Step 3: Protect your accounts
As Provenance’s Wali referenced, an independent’s customers will be under attack from the brands. This means customer retention will be of the utmost importance.
To prevent losing hotel points addicts, Musgrove suggested looking into a loyalty program designed for independent properties.
“Account protection will be a big focus,” Musgrove said. “How do you create unique experiences and provide the best service levels commensurate with the expectations of the guest?”
Step 4: Don’t compete on rates
Independent hoteliers should resist the temptation to slash rates in the face of new competition, sources said.
“If I am an independent hotel owner, I’m going to welcome a successful chain/flag competition coming into my market,” Spelts said. “It will potentially introduce some new travelers to my neighborhood. I’m confident enough that when they see my hotel, on their next visit, they are going to stay with me.”
Musgrove said some full-service properties hit customers with add-on fees. If an unbranded property operator understands this, the property could feature inclusive rates.

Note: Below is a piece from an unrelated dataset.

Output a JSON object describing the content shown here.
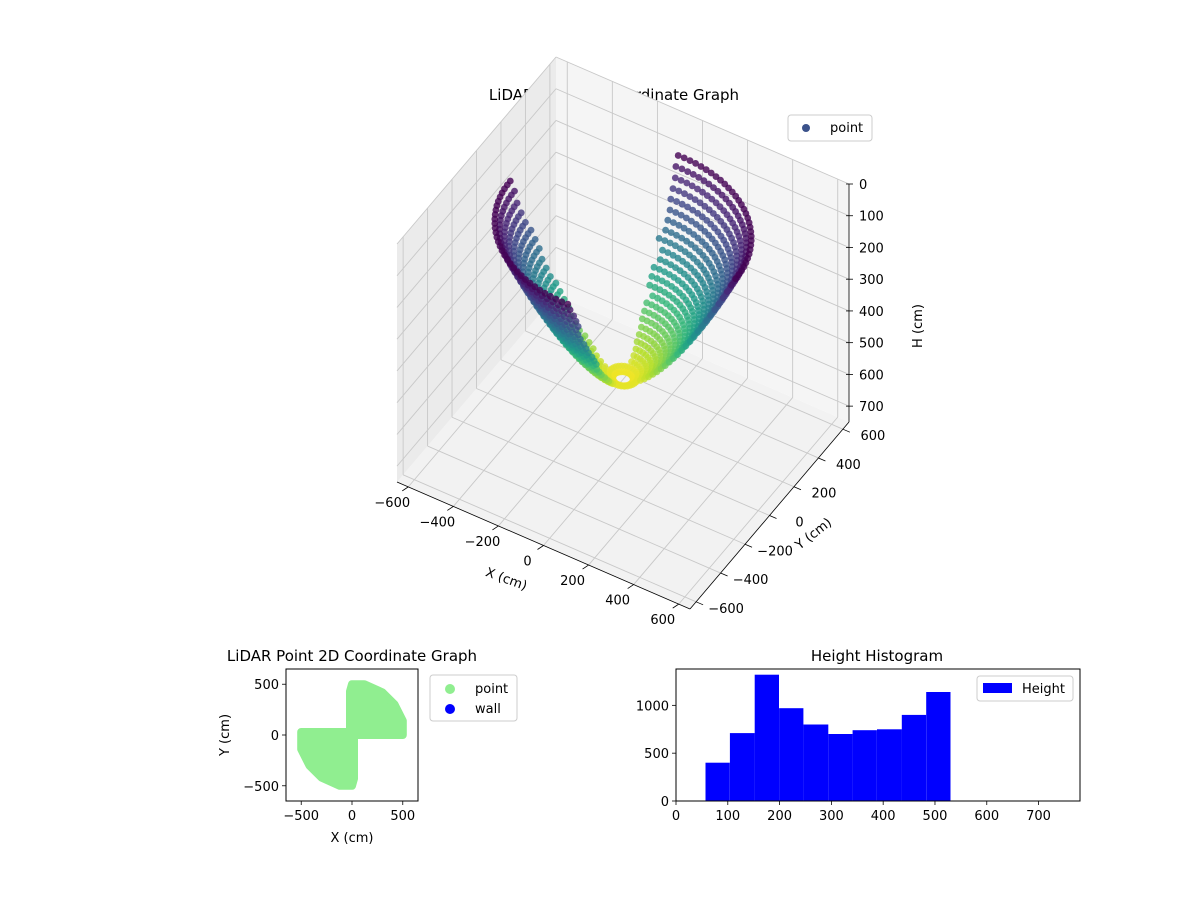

Sarah Bartlett, VP of revenue management at HotelAVE, said revenue managers should understand customers and competition. Revenue managers should have a seat at the table when it comes to performing strengths, weaknesses, opportunities and threats analysis as well as deciding which potential local businesses the hotel could partner with.
“It can help you drive rate,” she said.
Wali agreed rate-cutting isn’t the best option. It only takes one property to send a market’s rates into a tailspin. In this sense, brands can bring a level of rate sophistication to a market that might prevent such a thing from happening. “Giving away prices results in a race to the bottom,” he said.
Step 5: Keep your people happy
In addition to the prospect of losing customers, an independent hotelier also might lose employees, too, Musgrove said. Staff at the independent property might be wooed by the opportunities a new branded hotel could offer.
“As an independent, you need to be aware of that and how you can protect your own people as well,” he said. One option as it relates to employee retention might be increasing pay rates, he added.
A strong staff is essential to provide outstanding levels of customer service, Musgrove said.
“It comes back to people,” he said. “It’s always important in every hotel; you want the best people. But with an independent, it’s more important to have the best people at the property. As an independent, you don’t have the luxury of falling back on brand resources.”
Step 6: Elevate your hotel marketing
Charlestowne’s Spelts said independent operators should be sure their websites are optimized for search engines.
“If you haven’t been keeping your website up to date with the necessary content, then get a new website,” he said. “An updated website can be your lifeblood, and it should be already. If it’s not, then you definitely need to address it and have it optimized for as many organic searches as possible.”
The hotel marketing effort extends to executing well in order to generate positive online reviews, he said.
“That is the lifeblood of independent hotels competing next to chained flag competitors,” Spelts said. “Most travelers will look at reviews. If you have better reviews, you should win the day.”
Step 7: Service, service, service
At the end of the day, the best weapon independent operators have in their arsenal to use against brands is a commitment to customer service, sources said. Customers want to be treated like individuals, not data points.
“In my opinion, it all boils down to service, repeat customers and reputation,” Wali said.